Senate Minority Leader Mitch McConnell took a similar view, remarking on Ms Greene’s attendance that “there’s no place in the Republican Party for white supremacists or anti-Semitism”.
Mr Vance, however, saw these comments from within the GOP party on his “friend” as attacks, and digging his heels even further into the ground for the Georgia lawmaker, added that he was not “going to throw her under the bus”.
“They play this guilt by association game, where they get us to stab our friends in the back,” the Ohio candidate began.“The accusation against Marjorie is pretty simple: that she appeared at a conference where somebody said something bad. And I ask, did she say something bad at the conference?”
In response to his own question, Mr Vance added that he agreed with “nearly every word that she said”.
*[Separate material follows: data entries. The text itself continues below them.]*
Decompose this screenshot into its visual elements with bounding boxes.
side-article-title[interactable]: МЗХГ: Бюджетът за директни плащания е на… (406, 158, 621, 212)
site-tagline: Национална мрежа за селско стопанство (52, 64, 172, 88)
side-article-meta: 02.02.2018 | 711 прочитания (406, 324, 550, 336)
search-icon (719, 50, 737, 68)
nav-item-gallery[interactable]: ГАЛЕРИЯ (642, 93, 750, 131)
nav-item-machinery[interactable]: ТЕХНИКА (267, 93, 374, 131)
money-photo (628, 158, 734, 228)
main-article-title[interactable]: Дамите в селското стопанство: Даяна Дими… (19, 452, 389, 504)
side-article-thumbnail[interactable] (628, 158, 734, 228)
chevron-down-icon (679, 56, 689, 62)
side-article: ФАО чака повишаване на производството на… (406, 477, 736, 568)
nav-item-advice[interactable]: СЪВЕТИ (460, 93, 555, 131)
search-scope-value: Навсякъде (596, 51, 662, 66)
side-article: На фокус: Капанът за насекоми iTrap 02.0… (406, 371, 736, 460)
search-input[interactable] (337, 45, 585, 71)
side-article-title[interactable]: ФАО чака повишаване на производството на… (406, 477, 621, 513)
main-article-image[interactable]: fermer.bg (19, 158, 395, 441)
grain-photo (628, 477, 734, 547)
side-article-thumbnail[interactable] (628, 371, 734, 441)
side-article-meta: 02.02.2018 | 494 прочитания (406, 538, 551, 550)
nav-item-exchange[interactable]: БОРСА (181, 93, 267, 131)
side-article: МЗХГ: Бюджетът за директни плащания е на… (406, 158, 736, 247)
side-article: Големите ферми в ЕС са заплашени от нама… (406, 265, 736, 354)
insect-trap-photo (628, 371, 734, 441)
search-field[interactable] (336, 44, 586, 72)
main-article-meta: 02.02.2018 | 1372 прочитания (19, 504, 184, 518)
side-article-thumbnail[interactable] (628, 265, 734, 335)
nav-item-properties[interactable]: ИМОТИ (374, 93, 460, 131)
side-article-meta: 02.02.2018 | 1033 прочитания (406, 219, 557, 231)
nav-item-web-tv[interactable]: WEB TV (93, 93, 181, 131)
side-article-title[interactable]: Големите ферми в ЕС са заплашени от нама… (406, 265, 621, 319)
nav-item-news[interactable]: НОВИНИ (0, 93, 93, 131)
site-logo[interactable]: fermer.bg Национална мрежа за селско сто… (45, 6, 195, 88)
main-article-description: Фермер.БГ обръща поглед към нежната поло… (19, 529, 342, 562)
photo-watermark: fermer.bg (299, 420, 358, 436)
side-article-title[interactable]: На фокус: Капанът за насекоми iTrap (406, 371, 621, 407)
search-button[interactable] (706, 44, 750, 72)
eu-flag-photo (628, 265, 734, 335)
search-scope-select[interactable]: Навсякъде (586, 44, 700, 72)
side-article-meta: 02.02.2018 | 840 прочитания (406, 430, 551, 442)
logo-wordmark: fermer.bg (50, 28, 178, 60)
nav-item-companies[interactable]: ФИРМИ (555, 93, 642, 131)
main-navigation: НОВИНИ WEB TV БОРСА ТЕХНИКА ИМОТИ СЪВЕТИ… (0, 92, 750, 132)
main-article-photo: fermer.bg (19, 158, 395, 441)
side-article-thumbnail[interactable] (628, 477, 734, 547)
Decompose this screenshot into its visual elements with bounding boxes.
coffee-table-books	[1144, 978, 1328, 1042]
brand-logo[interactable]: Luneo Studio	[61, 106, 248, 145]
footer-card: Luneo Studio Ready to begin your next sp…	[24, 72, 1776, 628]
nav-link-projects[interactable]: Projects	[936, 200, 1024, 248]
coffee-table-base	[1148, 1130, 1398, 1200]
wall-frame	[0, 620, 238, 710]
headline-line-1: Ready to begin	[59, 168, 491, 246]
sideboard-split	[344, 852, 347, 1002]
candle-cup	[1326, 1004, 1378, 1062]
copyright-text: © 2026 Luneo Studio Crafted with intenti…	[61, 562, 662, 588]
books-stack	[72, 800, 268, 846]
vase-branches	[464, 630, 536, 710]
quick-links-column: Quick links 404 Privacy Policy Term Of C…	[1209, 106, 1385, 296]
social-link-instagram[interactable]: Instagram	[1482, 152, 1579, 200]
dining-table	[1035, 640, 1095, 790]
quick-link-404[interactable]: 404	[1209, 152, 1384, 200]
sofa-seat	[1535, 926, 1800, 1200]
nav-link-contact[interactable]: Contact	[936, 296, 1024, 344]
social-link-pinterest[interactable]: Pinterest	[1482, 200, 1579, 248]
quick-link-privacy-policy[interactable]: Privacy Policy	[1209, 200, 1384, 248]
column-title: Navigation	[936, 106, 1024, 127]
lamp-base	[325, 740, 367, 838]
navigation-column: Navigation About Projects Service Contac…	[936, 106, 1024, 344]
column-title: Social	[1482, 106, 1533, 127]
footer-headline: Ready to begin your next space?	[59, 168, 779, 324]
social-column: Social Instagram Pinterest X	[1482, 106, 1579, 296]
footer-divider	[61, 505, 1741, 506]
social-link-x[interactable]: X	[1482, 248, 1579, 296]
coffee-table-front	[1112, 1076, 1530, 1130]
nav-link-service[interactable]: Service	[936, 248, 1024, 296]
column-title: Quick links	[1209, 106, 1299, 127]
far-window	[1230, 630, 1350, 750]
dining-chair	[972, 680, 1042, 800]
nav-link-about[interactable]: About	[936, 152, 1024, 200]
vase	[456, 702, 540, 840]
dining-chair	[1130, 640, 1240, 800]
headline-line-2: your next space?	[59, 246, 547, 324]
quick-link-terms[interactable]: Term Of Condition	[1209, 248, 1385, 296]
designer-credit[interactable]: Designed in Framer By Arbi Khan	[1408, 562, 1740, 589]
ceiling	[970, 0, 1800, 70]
“There’s no business in the world that asks you to stab your friends in the back like politics, I absolutely refuse to do it to Marjorie Taylor Greene,” he closed.
This isn’t the first time that Mr Vance has stuck his neck out for the Georgia lawmaker, much to his own detriment.
Back in January, the senate candidate was forced to find a new venue for a meet and greet after he’d announced that the conspiracy-peddling Georgia congresswoman would be joining him at his campaign stop in Loveland, Ohio.